Larangan serupa bahkan berlaku di lingkungan pengadilan. Dilansir The Guardian, His Majesty's Courts and Tribunals Service mengatakan bahwa penggunaan kacamata Meta dilarang karena adanya aturan yang membatasi pengambilan foto dan video di dalam pengadilan maupun tribunal.
Meta membela penggunaan kacamata pintarnya dengan menyoroti manfaat perangkat tersebut bagi penyandang gangguan penglihatan. Juru bicara Meta mengatakan kacamata tersebut menghadirkan teknologi baru yang penting bagi komunitas tunanetra dan orang dengan gangguan penglihatan.

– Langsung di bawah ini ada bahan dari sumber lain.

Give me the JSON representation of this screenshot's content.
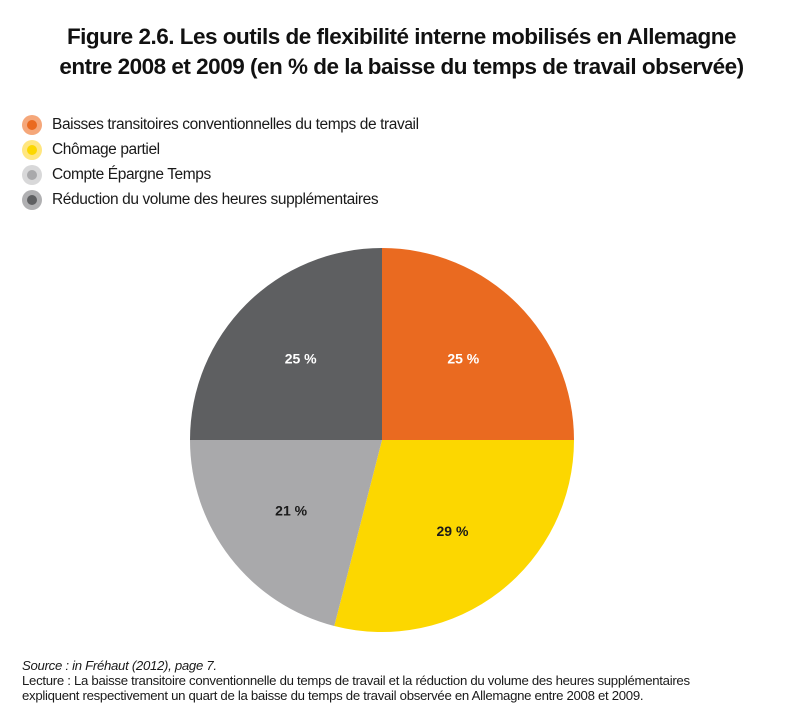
{
  "title_line1": "Figure 2.6. Les outils de flexibilité interne mobilisés en Allemagne",
  "title_line2": "entre 2008 et 2009 (en % de la baisse du temps de travail observée)",
  "colors": {
    "orange": "#EA6A20",
    "yellow": "#FCD700",
    "light_grey": "#A9A9AB",
    "dark_grey": "#5E5F61",
    "legend_orange_ring": "#F5A77A",
    "legend_yellow_ring": "#FFE680",
    "legend_light_grey_ring": "#D8D8D9",
    "legend_dark_grey_ring": "#B0B0B2"
  },
  "chart_data": {
    "type": "pie",
    "title": "Figure 2.6. Les outils de flexibilité interne mobilisés en Allemagne entre 2008 et 2009 (en % de la baisse du temps de travail observée)",
    "legend_position": "top-left",
    "start": "top, clockwise",
    "slices": [
      {
        "name": "Baisses transitoires conventionnelles du temps de travail",
        "value": 25,
        "label": "25 %",
        "color": "#EA6A20",
        "label_color": "#ffffff"
      },
      {
        "name": "Chômage partiel",
        "value": 29,
        "label": "29 %",
        "color": "#FCD700",
        "label_color": "#1a1a1a"
      },
      {
        "name": "Compte Épargne Temps",
        "value": 21,
        "label": "21 %",
        "color": "#A9A9AB",
        "label_color": "#1a1a1a"
      },
      {
        "name": "Réduction du volume des heures supplémentaires",
        "value": 25,
        "label": "25 %",
        "color": "#5E5F61",
        "label_color": "#ffffff"
      }
    ]
  },
  "legend": [
    {
      "label": "Baisses transitoires conventionnelles du temps de travail",
      "ring": "#F5A77A",
      "dot": "#EA6A20"
    },
    {
      "label": "Chômage partiel",
      "ring": "#FFE680",
      "dot": "#FCD700"
    },
    {
      "label": "Compte Épargne Temps",
      "ring": "#D8D8D9",
      "dot": "#A9A9AB"
    },
    {
      "label": "Réduction du volume des heures supplémentaires",
      "ring": "#B0B0B2",
      "dot": "#5E5F61"
    }
  ],
  "footer": {
    "source": "Source : in Fréhaut (2012), page 7.",
    "lecture_line1": "Lecture : La baisse transitoire conventionnelle du temps de travail et la réduction du volume des heures supplémentaires",
    "lecture_line2": "expliquent respectivement un quart de la baisse du temps de travail observée en Allemagne entre 2008 et 2009."
  }
}
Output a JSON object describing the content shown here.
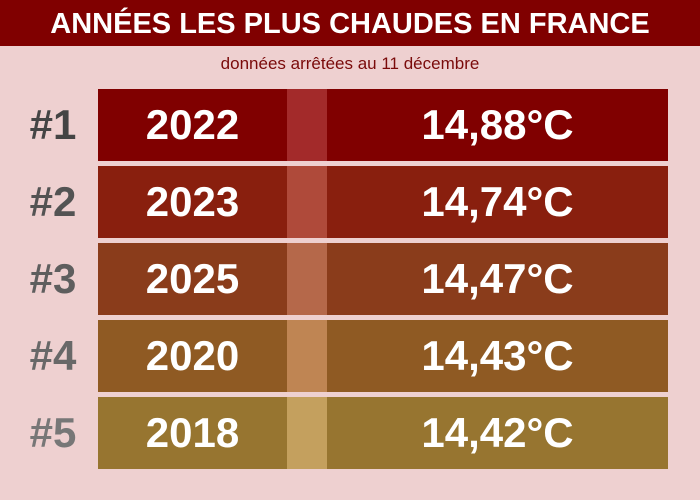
{
  "title": "ANNÉES LES PLUS CHAUDES EN FRANCE",
  "subtitle": "données arrêtées au 11 décembre",
  "chart_data": {
    "type": "table",
    "title": "ANNÉES LES PLUS CHAUDES EN FRANCE",
    "subtitle": "données arrêtées au 11 décembre",
    "rows": [
      {
        "rank": "#1",
        "year": "2022",
        "temp": "14,88°C",
        "value": 14.88,
        "color": "#800000",
        "stripe": "#a32a2a",
        "rank_color": "#444444"
      },
      {
        "rank": "#2",
        "year": "2023",
        "temp": "14,74°C",
        "value": 14.74,
        "color": "#891f0e",
        "stripe": "#af4a3a",
        "rank_color": "#535353"
      },
      {
        "rank": "#3",
        "year": "2025",
        "temp": "14,47°C",
        "value": 14.47,
        "color": "#8a3c1b",
        "stripe": "#b5684a",
        "rank_color": "#5e5e5e"
      },
      {
        "rank": "#4",
        "year": "2020",
        "temp": "14,43°C",
        "value": 14.43,
        "color": "#8f5a23",
        "stripe": "#bf8553",
        "rank_color": "#686868"
      },
      {
        "rank": "#5",
        "year": "2018",
        "temp": "14,42°C",
        "value": 14.42,
        "color": "#977530",
        "stripe": "#c4a05e",
        "rank_color": "#777777"
      }
    ]
  }
}
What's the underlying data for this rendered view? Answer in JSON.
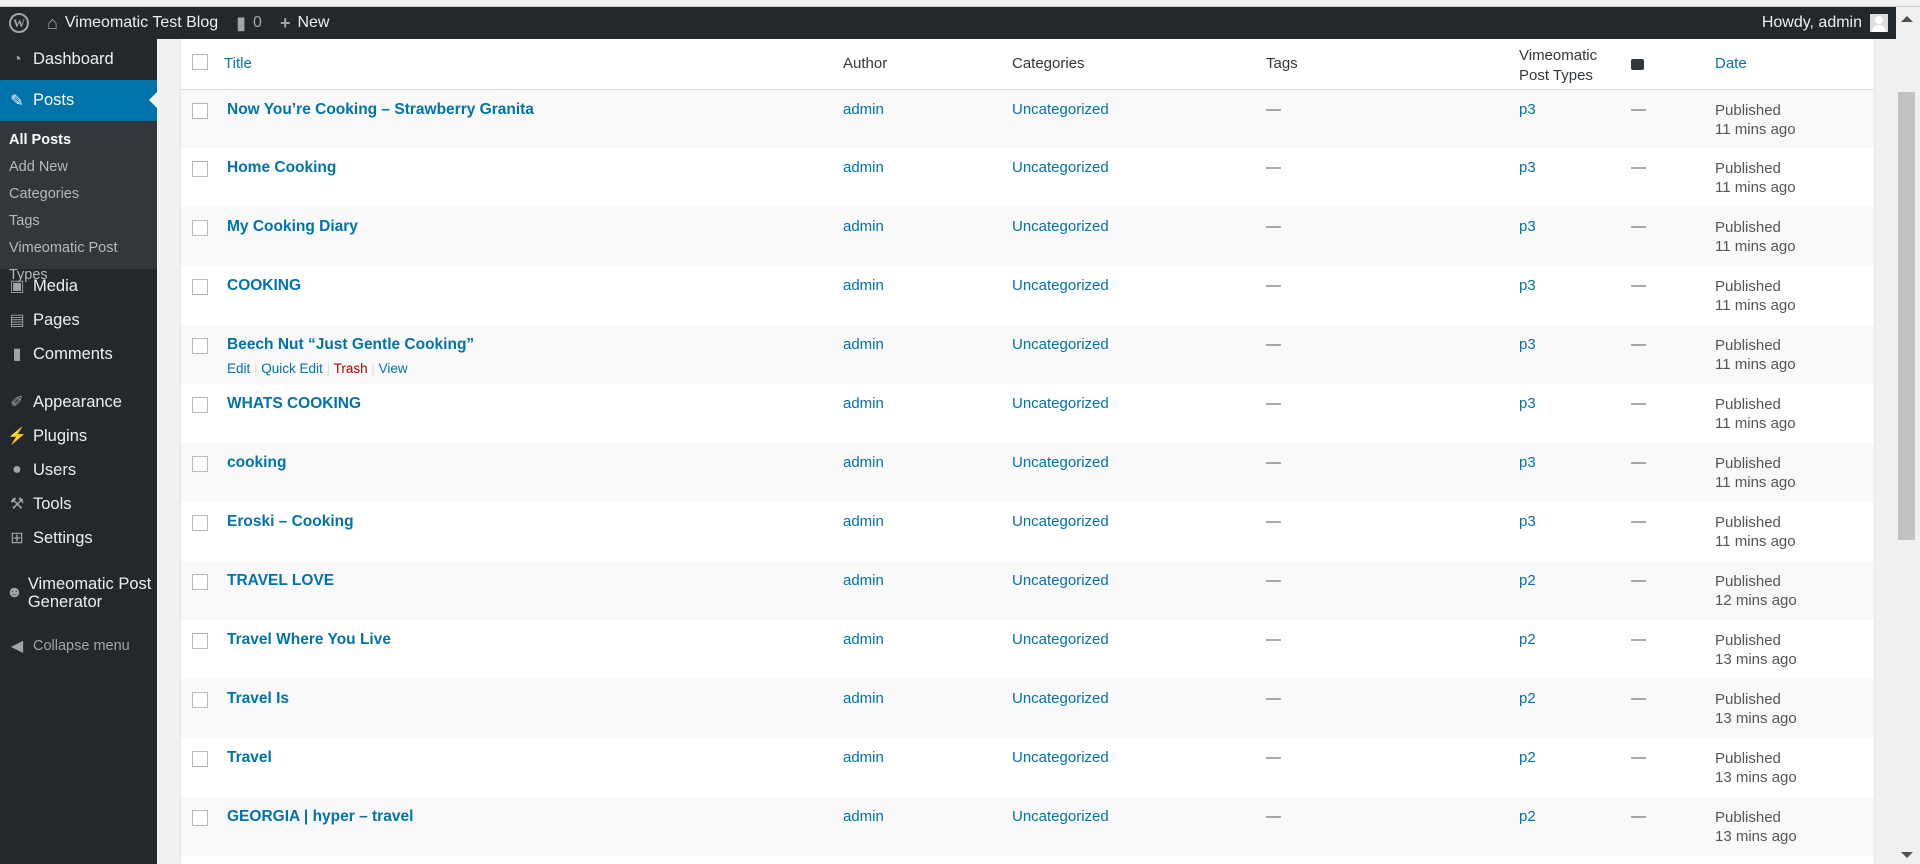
{
  "adminbar": {
    "site": "Vimeomatic Test Blog",
    "comments": "0",
    "new": "New",
    "howdy": "Howdy, admin"
  },
  "sidebar": {
    "items": [
      {
        "label": "Dashboard",
        "icon": "dashboard-icon"
      },
      {
        "label": "Posts",
        "icon": "pin-icon",
        "active": true
      },
      {
        "label": "Media",
        "icon": "media-icon"
      },
      {
        "label": "Pages",
        "icon": "pages-icon"
      },
      {
        "label": "Comments",
        "icon": "comment-icon"
      },
      {
        "label": "Appearance",
        "icon": "brush-icon"
      },
      {
        "label": "Plugins",
        "icon": "plugin-icon"
      },
      {
        "label": "Users",
        "icon": "user-icon"
      },
      {
        "label": "Tools",
        "icon": "wrench-icon"
      },
      {
        "label": "Settings",
        "icon": "settings-icon"
      },
      {
        "label": "Vimeomatic Post Generator",
        "icon": "robot-icon"
      },
      {
        "label": "Collapse menu",
        "icon": "collapse-icon"
      }
    ],
    "submenu": [
      "All Posts",
      "Add New",
      "Categories",
      "Tags",
      "Vimeomatic Post Types"
    ]
  },
  "table": {
    "headers": {
      "title": "Title",
      "author": "Author",
      "categories": "Categories",
      "tags": "Tags",
      "vpt": "Vimeomatic Post Types",
      "date": "Date"
    },
    "row_actions": [
      "Edit",
      "Quick Edit",
      "Trash",
      "View"
    ],
    "rows": [
      {
        "title": "Now You’re Cooking – Strawberry Granita",
        "author": "admin",
        "cat": "Uncategorized",
        "tags": "—",
        "vpt": "p3",
        "comments": "—",
        "status": "Published",
        "ago": "11 mins ago"
      },
      {
        "title": "Home Cooking",
        "author": "admin",
        "cat": "Uncategorized",
        "tags": "—",
        "vpt": "p3",
        "comments": "—",
        "status": "Published",
        "ago": "11 mins ago"
      },
      {
        "title": "My Cooking Diary",
        "author": "admin",
        "cat": "Uncategorized",
        "tags": "—",
        "vpt": "p3",
        "comments": "—",
        "status": "Published",
        "ago": "11 mins ago"
      },
      {
        "title": "COOKING",
        "author": "admin",
        "cat": "Uncategorized",
        "tags": "—",
        "vpt": "p3",
        "comments": "—",
        "status": "Published",
        "ago": "11 mins ago"
      },
      {
        "title": "Beech Nut “Just Gentle Cooking”",
        "author": "admin",
        "cat": "Uncategorized",
        "tags": "—",
        "vpt": "p3",
        "comments": "—",
        "status": "Published",
        "ago": "11 mins ago",
        "hover": true
      },
      {
        "title": "WHATS COOKING",
        "author": "admin",
        "cat": "Uncategorized",
        "tags": "—",
        "vpt": "p3",
        "comments": "—",
        "status": "Published",
        "ago": "11 mins ago"
      },
      {
        "title": "cooking",
        "author": "admin",
        "cat": "Uncategorized",
        "tags": "—",
        "vpt": "p3",
        "comments": "—",
        "status": "Published",
        "ago": "11 mins ago"
      },
      {
        "title": "Eroski – Cooking",
        "author": "admin",
        "cat": "Uncategorized",
        "tags": "—",
        "vpt": "p3",
        "comments": "—",
        "status": "Published",
        "ago": "11 mins ago"
      },
      {
        "title": "TRAVEL LOVE",
        "author": "admin",
        "cat": "Uncategorized",
        "tags": "—",
        "vpt": "p2",
        "comments": "—",
        "status": "Published",
        "ago": "12 mins ago"
      },
      {
        "title": "Travel Where You Live",
        "author": "admin",
        "cat": "Uncategorized",
        "tags": "—",
        "vpt": "p2",
        "comments": "—",
        "status": "Published",
        "ago": "13 mins ago"
      },
      {
        "title": "Travel Is",
        "author": "admin",
        "cat": "Uncategorized",
        "tags": "—",
        "vpt": "p2",
        "comments": "—",
        "status": "Published",
        "ago": "13 mins ago"
      },
      {
        "title": "Travel",
        "author": "admin",
        "cat": "Uncategorized",
        "tags": "—",
        "vpt": "p2",
        "comments": "—",
        "status": "Published",
        "ago": "13 mins ago"
      },
      {
        "title": "GEORGIA | hyper – travel",
        "author": "admin",
        "cat": "Uncategorized",
        "tags": "—",
        "vpt": "p2",
        "comments": "—",
        "status": "Published",
        "ago": "13 mins ago"
      }
    ]
  },
  "colors": {
    "adminbar": "#23282d",
    "accent": "#0073aa",
    "link": "#0073aa",
    "trash": "#a00"
  }
}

"Pembatasan terhadap cara orang menggunakan teknologi ini akan menjadi langkah mundur yang besar," kata Meta.
Perusahaan tersebut mengakui bahwa ada tempat-tempat tertentu yang memang tidak seharusnya direkam.
"Secara alami, ada tempat-tempat yang memang sama sekali tidak boleh direkam, dan itu masuk akal. Namun, aturan harus diterapkan secara konsisten," ujar juru bicara Meta.
Meta juga menegaskan bahwa kacamata mereka memiliki lampu indikator yang menyala ketika foto atau video direkam. Fitur tersebut, menurut Meta, memungkinkan orang di sekitar mengetahui bahwa kamera sedang digunakan.
"Hal itu tidak dimiliki smartphone dan kamera lainnya," kata Meta.
Bagi industri bioskop, persoalannya kini bukan sekadar apakah kacamata pintar dapat merekam film, tetapi juga bagaimana menyeimbangkan perlindungan hak cipta dan privasi dengan aksesibilitas teknologi bagi penonton yang membutuhkan.